Quando a bomba é detonada no meio de uma cidade é como se um pequeno sol tivesse sido criado. Forma-se o que chamamos de cogumelo de fogo, uma massa quente, brilhante, com uma temperatura de cerca de 100 milhões de graus farenheit no centro da cratera.

Quando ví os efeitos destrutivos da bomba, pensei:”Eu caminhei para o nada“.

Os efeitos desse pequeno sol são terríveis. Em 1° lugar há uma súbita expansão que empurra, com terrível violência, o ar cria enorme pressão, mesmo a grande distância. Atrás da onda de choque que se propaga rapidamente, vêem fortíssimos ventos de 150 a 180 km/h, que destroem e danificam todas as estruturas.

Toda matéria orgânica foi queimada, com 62.000 edifícios destruídos, cujos bebês nasceram defeituosos ou mortos. À longas distâncias pessoas sofreram queimaduras e incendiaram-se as peças de madeira, cortinas e tudo que fosse inflamável.
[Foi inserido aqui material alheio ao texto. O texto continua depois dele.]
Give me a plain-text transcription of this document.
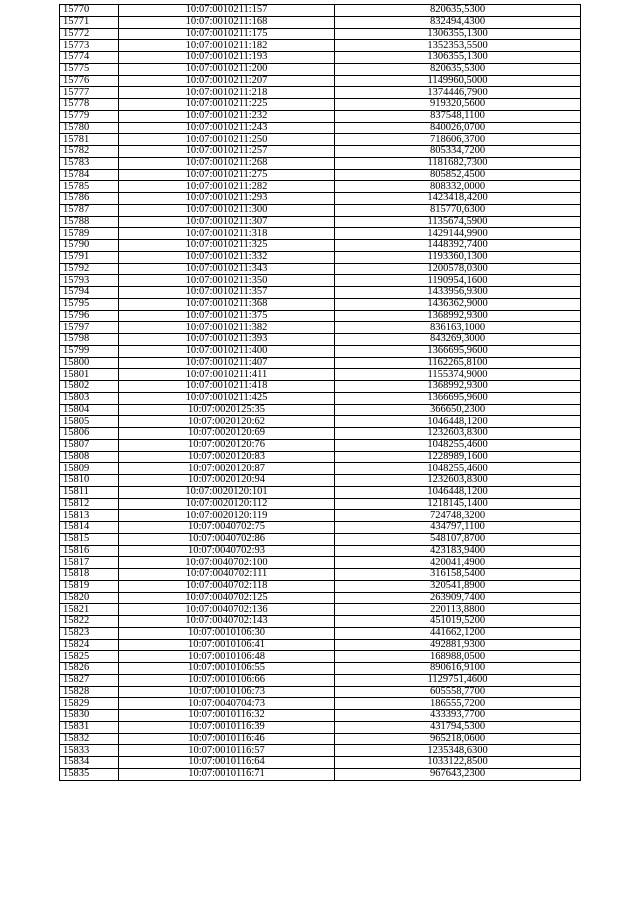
15770	10:07:0010211:157	820635,5300
15771	10:07:0010211:168	832494,4300
15772	10:07:0010211:175	1306355,1300
15773	10:07:0010211:182	1352353,5500
15774	10:07:0010211:193	1306355,1300
15775	10:07:0010211:200	820635,5300
15776	10:07:0010211:207	1149960,5000
15777	10:07:0010211:218	1374446,7900
15778	10:07:0010211:225	919320,5600
15779	10:07:0010211:232	837548,1100
15780	10:07:0010211:243	840026,0700
15781	10:07:0010211:250	718606,3700
15782	10:07:0010211:257	805334,7200
15783	10:07:0010211:268	1181682,7300
15784	10:07:0010211:275	805852,4500
15785	10:07:0010211:282	808332,0000
15786	10:07:0010211:293	1423418,4200
15787	10:07:0010211:300	815770,6300
15788	10:07:0010211:307	1135674,5900
15789	10:07:0010211:318	1429144,9900
15790	10:07:0010211:325	1448392,7400
15791	10:07:0010211:332	1193360,1300
15792	10:07:0010211:343	1200578,0300
15793	10:07:0010211:350	1190954,1600
15794	10:07:0010211:357	1433956,9300
15795	10:07:0010211:368	1436362,9000
15796	10:07:0010211:375	1368992,9300
15797	10:07:0010211:382	836163,1000
15798	10:07:0010211:393	843269,3000
15799	10:07:0010211:400	1366695,9600
15800	10:07:0010211:407	1162265,8100
15801	10:07:0010211:411	1155374,9000
15802	10:07:0010211:418	1368992,9300
15803	10:07:0010211:425	1366695,9600
15804	10:07:0020125:35	366650,2300
15805	10:07:0020120:62	1046448,1200
15806	10:07:0020120:69	1232603,8300
15807	10:07:0020120:76	1048255,4600
15808	10:07:0020120:83	1228989,1600
15809	10:07:0020120:87	1048255,4600
15810	10:07:0020120:94	1232603,8300
15811	10:07:0020120:101	1046448,1200
15812	10:07:0020120:112	1218145,1400
15813	10:07:0020120:119	724748,3200
15814	10:07:0040702:75	434797,1100
15815	10:07:0040702:86	548107,8700
15816	10:07:0040702:93	423183,9400
15817	10:07:0040702:100	420041,4900
15818	10:07:0040702:111	316158,5400
15819	10:07:0040702:118	320541,8900
15820	10:07:0040702:125	263909,7400
15821	10:07:0040702:136	220113,8800
15822	10:07:0040702:143	451019,5200
15823	10:07:0010106:30	441662,1200
15824	10:07:0010106:41	492881,9300
15825	10:07:0010106:48	168988,0500
15826	10:07:0010106:55	890616,9100
15827	10:07:0010106:66	1129751,4600
15828	10:07:0010106:73	605558,7700
15829	10:07:0040704:73	186555,7200
15830	10:07:0010116:32	433393,7700
15831	10:07:0010116:39	431794,5300
15832	10:07:0010116:46	965218,0600
15833	10:07:0010116:57	1235348,6300
15834	10:07:0010116:64	1033122,8500
15835	10:07:0010116:71	967643,2300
No instante da explosão esse pequeno sol emite grande quantidade de radiação.

Mesmo as pessoas que escaparam do impacto e das queimaduras, morreram dos efeitos posteriores, resultantes do raios tipo x.

“É claro que, como a maioria dos cientistas do projeto, estou completamente convencido que outra guerra não deve ser permitida. Devem surgir medidas de controle internacional de energia atômica, baseadas em acordos entre grandes e pequenas potências”.

Nós temos a chance de construir uma paz efetiva sobre a novidade e o terror da bomba atômica?